Stephanie Burt: But, yeah, he was short and ugly and in pain constantly throughout his adult life and very conscious of it. There is a way, in someone who was less smart or less verbally adept or less successful, that would really become self-pity…

Curtis Fox: Right.

Stephanie Burt: …becomes in Pope, instead, a way of speaking about his weaknesses from a position of strength. And that's what one of the things that he does in this... I agree, I find it a touching passage from the epistle that we're looking at.

Curtis Fox: Can I get you to read that?

Stephanie Burt: Yes. “Why did I write? What sin to me unknown dipped me in ink, my parents' or my own? As yet a child, nor yet a fool to fame. I lisp'd in numbers,”—that means poetic meter—"I lisp in numbers, for the numbers came. I left no calling for this idle trade. No duty broke, no father disobeyed. The Muse but serv'd to ease some friend, not wife. To help me through this long disease, my life. To second Arbuthnot! thy art and care. And teach the being you preserv'd to bear.”

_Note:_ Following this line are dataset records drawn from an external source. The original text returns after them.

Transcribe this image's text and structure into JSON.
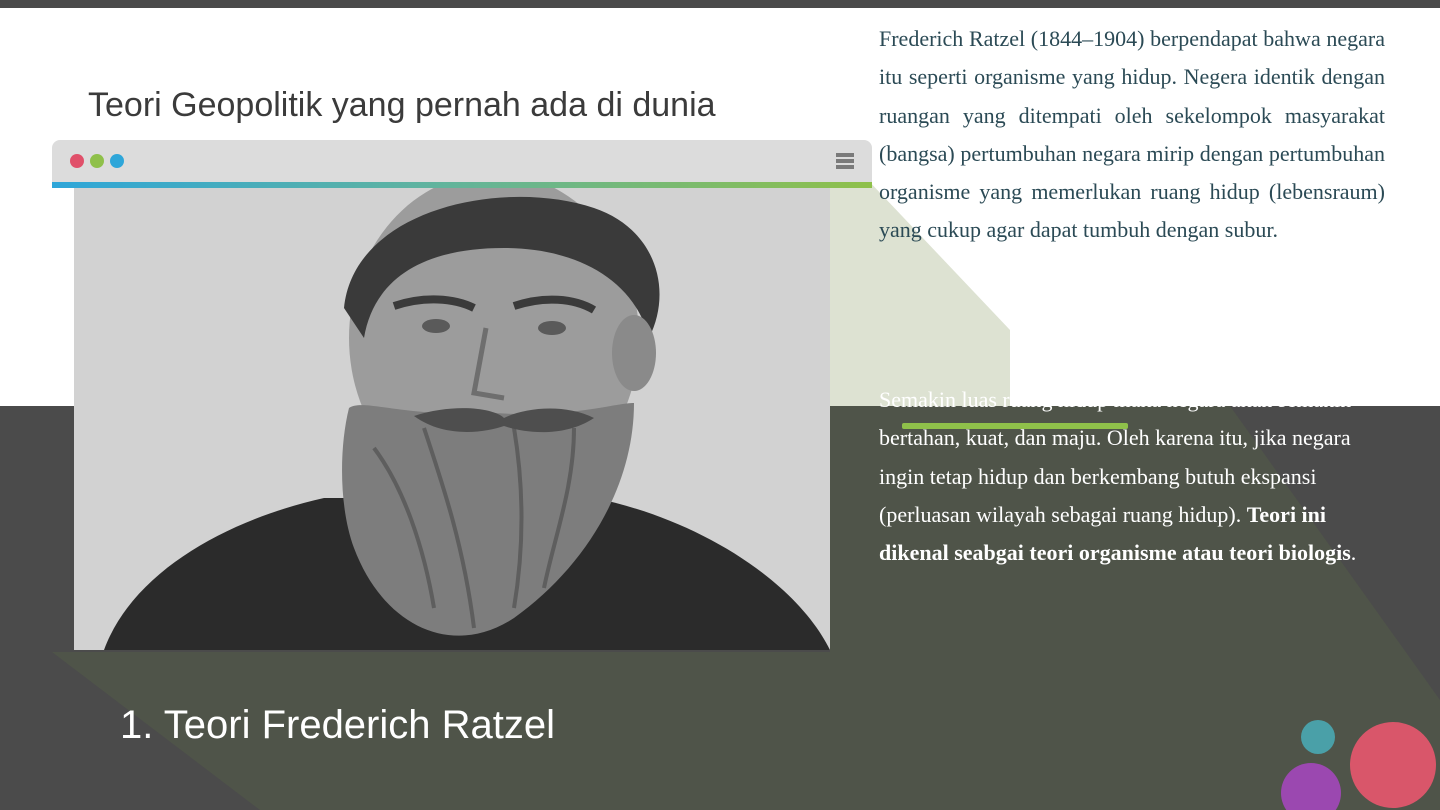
{
  "slide": {
    "heading": "Teori Geopolitik yang pernah ada di dunia",
    "section_title": "1. Teori Frederich Ratzel"
  },
  "browser_frame": {
    "dots": [
      "red",
      "green",
      "blue"
    ],
    "menu_icon": "hamburger-menu-icon",
    "image_description_name": "portrait-photo"
  },
  "content": {
    "paragraph_1": "Frederich Ratzel (1844–1904) berpendapat bahwa negara itu seperti organisme yang hidup. Negera identik dengan ruangan yang ditempati oleh sekelompok masyarakat (bangsa) pertumbuhan negara mirip dengan pertumbuhan organisme yang memerlukan ruang hidup (lebensraum) yang cukup agar dapat tumbuh dengan subur.",
    "paragraph_2_text": "Semakin luas ruang hidup maka negara akan semakin bertahan, kuat, dan maju. Oleh karena itu, jika negara ingin tetap hidup dan berkembang butuh ekspansi (perluasan wilayah sebagai ruang hidup). ",
    "paragraph_2_bold": "Teori ini dikenal seabgai teori organisme atau teori biologis",
    "paragraph_2_end": "."
  },
  "colors": {
    "dark_band": "#4b4b4b",
    "olive_triangle": "#4f5449",
    "accent_green": "#8fc04a",
    "accent_blue": "#2ea6d9",
    "accent_red": "#e0506a",
    "circle_teal": "#4aa0a8",
    "circle_pink": "#d9566a",
    "circle_purple": "#9b48b0"
  }
}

Curtis Fox: Yeah, that seems so modern when he says, “to help me through this long disease my life.”

Stephanie Burt: Yeah, that's...

Curtis Fox: And he's not but he means that quite literally, I think.

Stephanie Burt: Well, he means it literally and figuratively.

Curtis Fox: Pope's known as being extremely funny. What do you think is the funniest line in the poem or some of the funniest lines in the poem?

Stephanie Burt: Some of the funniest lines in the poem…Well, here he is defending himself for saying things that sound mean and insulting by doing some more insulting, by saying, these foolish writers who I'm insulting are so convinced that their work is great that they don't care what I say. I'm not hurting them.

Curtis Fox: (LAUGHS)

Stephanie Burt: And he describes how, in particular, bad playwrights will just keep on writing and keep on trying to get their plays performed. No matter how much people explain that they're terrible, no matter how many insults are thrown at them. And that the joke here is that, you can say what you want about these people and they're gonna keep doing what they're doing. And it's that very persistence that makes them silly and and funny to look at. “Who shames a scribblers, break one cobweb through, he spins the slight self pleasing thread anew. Destroy his fib or so sophistry in vain, the creatures at his dirty work again, thrown in the center of his thin designs, proud of a vast extent of flimsy lines.”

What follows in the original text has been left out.